The Meaning of ‘Paint The Town Red’
Going out by yourself or with friends, usually to some recreational place in the city, in order to have an enjoyable time. It’s implied that the fun being had is done in a loud and garish way.
The Origins of ‘Paint The Town Red’
It is possible that the origin of the phrase paint the town red stems from an old tale about Henry Beresford. He was the 3rd Marquess of Waterford who lived from 1811 to 1859. Let’s take a closer look at this story:
In 1837, it is said that Henry Beresford and his friends were driving to the town of Melton Mowbray. Along the way, they arrived at a tollbooth and, for what happens next, it should be mentioned that they were all intoxicated at this time. Anyway, the toll-man wanted to be paid, but instead of complying, Henry and his posse decided to cause a ruckus. They stole some nearby buckets of red paint, including the brushes, and then they began painting the tollbooth red. Afterwards, they hopped into their car with, paint buckets included, and drove away into town.
Their vandalizing session continued as they painted several doors red that they passed by. They also broke people’s flower pots and took down signs. Individual policemen in the area tried to stop Henry and his friends, but they were unsuccessful. Finally, after the police mustered enough numbers, they brought this bout to an end.
Now whether this story really happened or not, I’m not entirely sure. Nonetheless, that is how the tale goes.
Does The Saying Really Come From This Tale?
According to Idioms Online, there are several stories about this phrase’s origin, but none of them seem too convincing. Some people might think that the saying ‘paint the town red’ comes from the story mentioned above with Henry. After all, he did paint things red. However, this incident took place in 1837, and the earliest the idiom appears in print is 45 years later, in 1882. Here is an example of it being used in a newspaper during that year, from The Brulington Daily Hawk-Eye:
“That the cow ordinance is going to paint the town red before it ceases to protest and make trouble.”
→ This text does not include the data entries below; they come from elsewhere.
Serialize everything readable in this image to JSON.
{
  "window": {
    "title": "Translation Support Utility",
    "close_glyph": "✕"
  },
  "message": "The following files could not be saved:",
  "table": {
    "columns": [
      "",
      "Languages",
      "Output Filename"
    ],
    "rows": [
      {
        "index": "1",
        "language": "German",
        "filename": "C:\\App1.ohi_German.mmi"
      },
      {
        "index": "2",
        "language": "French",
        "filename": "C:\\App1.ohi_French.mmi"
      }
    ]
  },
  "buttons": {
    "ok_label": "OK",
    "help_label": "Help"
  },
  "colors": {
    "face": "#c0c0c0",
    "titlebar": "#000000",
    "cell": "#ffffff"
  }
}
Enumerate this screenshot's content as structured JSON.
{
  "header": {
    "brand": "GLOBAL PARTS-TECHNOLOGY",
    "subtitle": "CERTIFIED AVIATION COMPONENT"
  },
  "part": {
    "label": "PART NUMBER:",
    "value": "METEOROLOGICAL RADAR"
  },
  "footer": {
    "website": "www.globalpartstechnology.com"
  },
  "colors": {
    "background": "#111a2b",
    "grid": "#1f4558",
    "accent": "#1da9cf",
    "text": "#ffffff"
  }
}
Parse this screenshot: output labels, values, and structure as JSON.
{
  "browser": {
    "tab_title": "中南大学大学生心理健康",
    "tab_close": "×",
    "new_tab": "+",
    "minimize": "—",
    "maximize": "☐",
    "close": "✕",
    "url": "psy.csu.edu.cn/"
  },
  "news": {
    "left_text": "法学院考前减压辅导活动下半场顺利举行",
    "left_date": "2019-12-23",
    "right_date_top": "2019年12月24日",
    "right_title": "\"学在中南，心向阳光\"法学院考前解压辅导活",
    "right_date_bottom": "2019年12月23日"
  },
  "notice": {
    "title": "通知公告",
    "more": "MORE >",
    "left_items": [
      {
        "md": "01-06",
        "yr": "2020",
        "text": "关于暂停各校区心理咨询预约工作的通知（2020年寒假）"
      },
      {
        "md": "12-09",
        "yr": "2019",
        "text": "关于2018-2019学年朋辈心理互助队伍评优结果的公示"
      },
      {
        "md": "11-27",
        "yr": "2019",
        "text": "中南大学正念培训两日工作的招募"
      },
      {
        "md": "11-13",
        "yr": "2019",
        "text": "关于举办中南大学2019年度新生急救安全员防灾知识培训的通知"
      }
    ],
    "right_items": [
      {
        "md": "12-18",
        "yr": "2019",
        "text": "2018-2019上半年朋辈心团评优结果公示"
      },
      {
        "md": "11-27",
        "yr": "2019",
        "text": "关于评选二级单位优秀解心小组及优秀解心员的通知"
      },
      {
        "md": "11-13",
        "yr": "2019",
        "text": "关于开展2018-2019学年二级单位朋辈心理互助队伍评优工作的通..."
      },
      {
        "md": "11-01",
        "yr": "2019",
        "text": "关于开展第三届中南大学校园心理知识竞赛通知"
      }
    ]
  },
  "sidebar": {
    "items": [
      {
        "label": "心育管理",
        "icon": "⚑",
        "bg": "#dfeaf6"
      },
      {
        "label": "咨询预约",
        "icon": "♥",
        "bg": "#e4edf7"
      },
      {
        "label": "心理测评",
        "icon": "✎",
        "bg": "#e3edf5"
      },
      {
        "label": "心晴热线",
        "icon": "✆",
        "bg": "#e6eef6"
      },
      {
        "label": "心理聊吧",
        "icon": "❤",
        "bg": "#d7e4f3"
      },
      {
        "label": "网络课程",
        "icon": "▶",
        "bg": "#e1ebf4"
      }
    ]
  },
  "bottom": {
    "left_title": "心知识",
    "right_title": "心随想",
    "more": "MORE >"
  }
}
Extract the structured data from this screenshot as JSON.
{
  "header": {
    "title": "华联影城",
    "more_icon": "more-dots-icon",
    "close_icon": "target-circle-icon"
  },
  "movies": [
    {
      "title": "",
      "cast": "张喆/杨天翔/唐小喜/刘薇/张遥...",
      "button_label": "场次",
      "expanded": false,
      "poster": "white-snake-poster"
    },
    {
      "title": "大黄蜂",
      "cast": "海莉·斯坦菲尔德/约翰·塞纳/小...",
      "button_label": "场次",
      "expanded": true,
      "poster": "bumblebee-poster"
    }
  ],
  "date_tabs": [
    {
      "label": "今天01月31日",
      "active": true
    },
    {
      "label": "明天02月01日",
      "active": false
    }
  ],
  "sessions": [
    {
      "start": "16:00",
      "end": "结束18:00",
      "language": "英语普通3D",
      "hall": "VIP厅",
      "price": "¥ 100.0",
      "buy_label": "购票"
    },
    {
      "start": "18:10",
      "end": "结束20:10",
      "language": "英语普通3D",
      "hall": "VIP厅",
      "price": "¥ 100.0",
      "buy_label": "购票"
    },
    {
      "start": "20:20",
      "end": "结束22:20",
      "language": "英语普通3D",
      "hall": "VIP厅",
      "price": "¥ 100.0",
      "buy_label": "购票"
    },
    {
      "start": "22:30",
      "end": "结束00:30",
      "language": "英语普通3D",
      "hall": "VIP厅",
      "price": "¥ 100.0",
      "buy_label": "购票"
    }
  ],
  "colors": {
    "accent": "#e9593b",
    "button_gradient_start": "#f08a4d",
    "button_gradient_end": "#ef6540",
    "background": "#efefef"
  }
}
If the phrase originated from Henry’s anecdote, then why did it so long (nearly five decades) for it to start appearing in print? To me, this suggests that the phrase’s origins lay elsewhere.
Here are some examples of how phrase used in a sentence:
- With the positive news regarding your mother’s health, I think we should paint the town red and enjoy ourselves.
- I studied hard for an English test at school and it’s nice to see my hard work pay off. I’m going to celebrate later.
- My parents are visiting all the way from Florida. Once they arrive, I’ve made arrangements to ensure they have a good time during their trip.